Evelyn Santos continues her dominant scoring stretch in table-flipping win
SARATOGA -- In their penultimate home match of the year, West Valley women's soccer leapfrogged the Las Positas Hawks in the Coast-South table to continue their final push to a postseason berth.
The Vikings (7-9-2, 3-5-1 Coast-South) scored a pair of goals in each half, needing every last one to inch past a pair of pushes from the Hawks (7-9-3, 2-6-2 Coast-South), winning 4-3.
"That was an exciting game," said head coach Fred Espinoza. "We knew we needed that to have a chance at the playoffs, and the girls stepped up."
A number of tactical changes made the difference for the Vikings. In just her second start of the season, Jasmine Garcia slotted in to the defensive midfield, allowing West Valley to play freshman Victoria Rodriguez higher up on the attack.
"[Assistant coach April Lopez] and I had talked about the definition of insanity," said Espinoza, "and we were trying to play the same people over and over, expecting different results, and it wasn't working. So we switched things up, we moved [Rodriguez] from the defensive mid up to forward, generated a goal quickly and just went from there."
Garcia, limited to ten-to-twenty minute spurts in her earlier matches, played close to 80 against the Hawks. She was lethal controlling the pace along with Daniela Morales Sanchez in the midfield.

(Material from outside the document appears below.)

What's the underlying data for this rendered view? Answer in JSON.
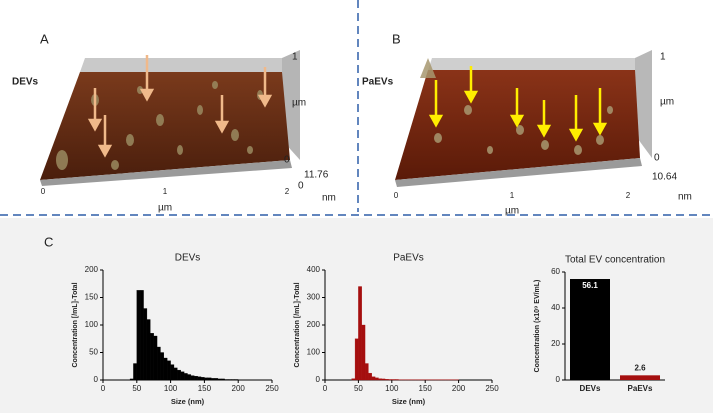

"The formation change is going to stay," said Espinoza. "Having Jasmine back from her ACL injury is huge. She feels comfortable on her knee, she's not stressed if it'll hurt, she's 100 percent right now. She's making a huge difference in the middle of the park."
West Valley scored twice early. The red-hot Evelyn Santos missed the opening goal by a matter of fingertips of Las Positas keeper Jordan Tovar, but Ximena Heredia was in the perfect position up top to finish the play.
Minutes later, Morales Sanchez blasted one from outside of the attacking box that slipped through Tovar's hands to double the lead. The owner of a team-high seven assists this season, the goal marked Morales Sanchez's first.
When Las Positas tapped one in near the end of the first half and finished another in the 70th minute, it would have been easy for the Vikings to give in. It was a similar game script to that of the loss to a top-15 Hartnell squad. Especially without star goalie Soleana Chavez, the match presented a tough scenario with all the momentum going the way of the Hawks.
But twice following the equalizer, West Valley's defense stood tall. Goalie Analena Perez, starting in Chavez's spot, parried away a one-on-one attack with Reece Bingham. Off a corner just seconds later, freshman Aubrianna Martinez was heroic, cleaning up a ball that sat on the goal line for an eternity.
"She saved us in the first half," said Espinoza, acknowledging the stellar play of Perez on back-to-back tries early on, "and in the second half she made two saves that really saved the game for us. With [Chavez] getting injured and [Perez] stepping up -- I knew she would be ready. She had some doubts about herself, but she was awesome."
For Perez, the instincts were a matter of confidence.
"She does the training and work," said Espinoza. "I see the work she puts in, and it's just a mental thing. I was a goalkeeper in high school too. We're a different breed. You want the shots on you, you really don't care if they score on you. Your teammates are going to respect you. If a ball goes in badly, they're not going to worry about it."
Sometimes, the saying "defense turns into offense" is overused. But the Vikings took their defensive intensity and ran with it. On an even three-on-three counter, Santos took the top off the defense from to the right side of the box and found Heredia, who dropped a perfect ball to the back post to find a waiting Santos, who gave West Valley the lead.
"That's part of the change of the formation," said Espinoza, "to get Ximena and Evelyn up top together. That have that chemistry, they have it at practice. And now it's showing up in the game. They don't even need to have any verbal communication, they just instinctively know where they're at, and now it's showing."
Nine minutes later, off an in-swinging corner from Rodriguez, Santos created space outside of the mixer and planted the dagger, curling the finish past Tovar. It's a goal that has become Santos' signature, almost directly mirroring one she had to finish the half against Hartnell.
While Heredia has been getting the scoring attention, and rightfully so, it's Santos who has dominated of late. She's got six goals over her last seven matches, also adding four assists in that stretch.
With momentum back on the Vikings' side, they have two more matches against teams near the bottom of their respective tables. First, on the road on Tuesday to take on Skyline.